Ruth Madoff’s recent turn of fortunes fascinates me; it also makes me wonder if she deserves to lose nearly everything she has.

With her husband Bernie, she enjoyed a privileged life, with estates in Montauk, Palm Beach, Fla., and a reportedly “modest” 3 bedroom place on the French Riviera, in addition to their penthouse on East 64th Street in Manhattan, which is filled with Persian carpets, Georgian antiques and $65 thousand of silverware.

Ruth — who, like the couple’s two sons, has not been charged with any crime — agreed to give up $80 million in assets she owned with her husband in exchange for being allowed to keep $2.5 million in cash.

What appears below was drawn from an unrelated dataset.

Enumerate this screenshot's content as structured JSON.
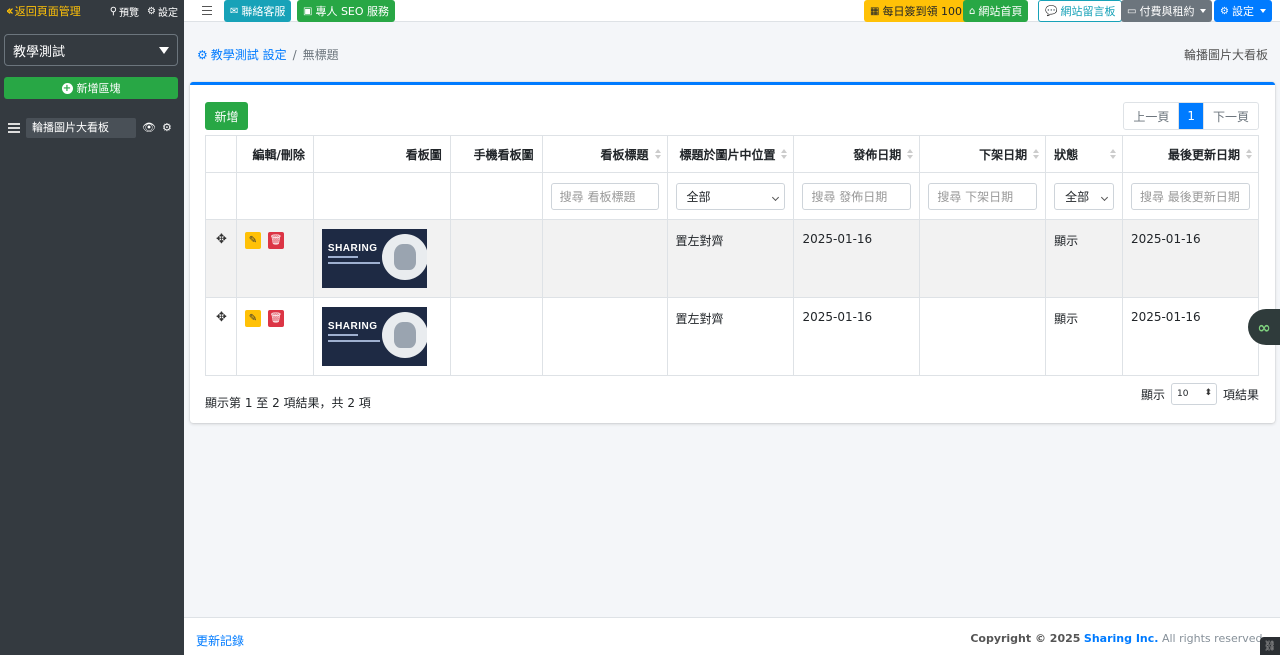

Last week she moved out of their Manhattan apartment with only the clothes on her back, as federal authorities seized it in advance of selling it to provide some restitution to Madoff’s victims.

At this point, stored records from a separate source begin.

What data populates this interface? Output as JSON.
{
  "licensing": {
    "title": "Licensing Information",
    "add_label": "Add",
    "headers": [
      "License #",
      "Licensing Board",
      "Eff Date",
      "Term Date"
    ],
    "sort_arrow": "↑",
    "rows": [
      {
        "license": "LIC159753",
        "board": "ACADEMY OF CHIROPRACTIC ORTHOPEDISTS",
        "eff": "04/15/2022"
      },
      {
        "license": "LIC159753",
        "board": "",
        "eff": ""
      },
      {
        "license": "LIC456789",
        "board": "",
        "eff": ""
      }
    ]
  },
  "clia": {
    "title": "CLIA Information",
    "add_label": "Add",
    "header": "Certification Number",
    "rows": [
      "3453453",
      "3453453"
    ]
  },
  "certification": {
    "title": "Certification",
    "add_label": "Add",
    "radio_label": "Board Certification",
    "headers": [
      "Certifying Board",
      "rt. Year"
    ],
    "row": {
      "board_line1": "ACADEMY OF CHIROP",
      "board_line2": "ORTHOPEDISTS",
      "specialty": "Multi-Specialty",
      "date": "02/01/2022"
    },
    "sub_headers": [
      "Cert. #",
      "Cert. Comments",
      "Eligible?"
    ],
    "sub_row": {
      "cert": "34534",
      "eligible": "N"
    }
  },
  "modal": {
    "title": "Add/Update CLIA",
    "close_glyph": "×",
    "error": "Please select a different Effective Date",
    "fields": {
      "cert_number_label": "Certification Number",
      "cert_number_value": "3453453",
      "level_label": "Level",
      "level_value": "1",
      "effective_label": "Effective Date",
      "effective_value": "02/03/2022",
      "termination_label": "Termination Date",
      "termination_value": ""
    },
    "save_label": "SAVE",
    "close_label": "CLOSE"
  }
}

It is not known where she is staying. How many choices does she have? With one of their sons, who both have homes in Manhattan and Greenwich, Conn.? Andrew Madoff had millions of his own invested with his father though his older brother Mark had pulled his money out of the Madoff managed fund to pay for his divorce in 2000. Another likely option would be with her sister, Joan Alpern Roman, who has lately come to her defense.

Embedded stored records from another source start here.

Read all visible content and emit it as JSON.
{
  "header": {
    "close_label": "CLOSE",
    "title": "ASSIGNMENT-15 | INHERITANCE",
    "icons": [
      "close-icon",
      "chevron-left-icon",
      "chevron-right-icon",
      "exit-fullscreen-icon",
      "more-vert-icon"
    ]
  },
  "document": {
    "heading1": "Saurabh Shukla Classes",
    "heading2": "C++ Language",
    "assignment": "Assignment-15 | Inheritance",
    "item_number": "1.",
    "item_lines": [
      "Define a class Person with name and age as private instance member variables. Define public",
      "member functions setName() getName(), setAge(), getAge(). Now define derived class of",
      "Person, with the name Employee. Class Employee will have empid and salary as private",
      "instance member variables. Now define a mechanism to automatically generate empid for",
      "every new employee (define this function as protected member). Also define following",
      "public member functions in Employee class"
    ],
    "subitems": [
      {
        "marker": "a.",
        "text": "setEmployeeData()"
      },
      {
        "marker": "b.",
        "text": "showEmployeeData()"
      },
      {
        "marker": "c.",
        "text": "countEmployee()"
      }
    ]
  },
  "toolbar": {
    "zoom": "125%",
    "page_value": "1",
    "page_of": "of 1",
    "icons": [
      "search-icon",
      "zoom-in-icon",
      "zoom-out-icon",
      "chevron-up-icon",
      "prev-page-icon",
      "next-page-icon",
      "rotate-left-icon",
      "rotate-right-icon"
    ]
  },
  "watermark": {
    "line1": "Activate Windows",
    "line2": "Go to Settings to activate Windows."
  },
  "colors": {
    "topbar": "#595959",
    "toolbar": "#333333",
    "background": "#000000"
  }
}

Before losing her home, Ruth Madoff had already become a virtual prisoner in it, stalked by photographers and shunned by friends and associates, even by her hairdresser and restaurant owners. She said in a statement, issued last week shortly after her husband was sentenced to 150 years in prison, “Many of my husband’s investors were my close friends and family.”

Her statement also said:

From the moment I learned from my husband that he had committed an enormous fraud, I have had two thoughts – first, that so many people who trusted him would be ruined financially and emotionally, and second, that my life with the man I have known for over 50 years was over … Lives have been upended and futures have been taken away. All those touched by this fraud feel betrayed; disbelieving the nightmare they woke to. I am embarrassed and ashamed. Like everyone else, I feel betrayed and confused. The man who committed this horrible fraud is not the man whom I have known for all these years.”

I find her claim that she does not know her husband — her high school sweetheart — intriguing.

Is it, as one friend claimed at a lively Shabbat dinner table discussion last week, simply a legal maneuver to distance herself from being further implicated in Bernie’s criminal conduct?

But I wonder if we ever truly know even the people with whom we are most intimate. On this question the two married couples at the table were silent. Only the never-married man at the table thought she must have known what was going on. The rest of us, perhaps, knew better.

After all, even among couples in my generation (late-30s to 50s), many times one partner handles the finances and the other says that she (usually it’s the wife) leaves it in her husband’s hands.

All the more so for couples of the Madoffs’ generation. Ruth is 67, Bernie 71. It was typical, when they were married 50 years ago, for women to be uninvolved in their family financial life and certainly in their husbands’ business affairs, even if they were close in other respects.

I feel sure that she enjoyed all of the material fruits of her husband’s fraud. But I think she can only be blamed for greed and willful ignorance. And, to a certain extent, can’t we all?

It is human nature to want to turn responsibility over to people who say that they’ll take care of things – whether it’s an investor when we desperately want someone to provide us with big dividends, a doctor when we are desperately ill, or a rebbe, when we are desperate to have faith.

We all do it. And if we don’t, we wish that we could.

Ruth Madoff has fallen from a very high place. Perhaps she should have known what was going on. But I don’t think she did. And I feel sorry for her.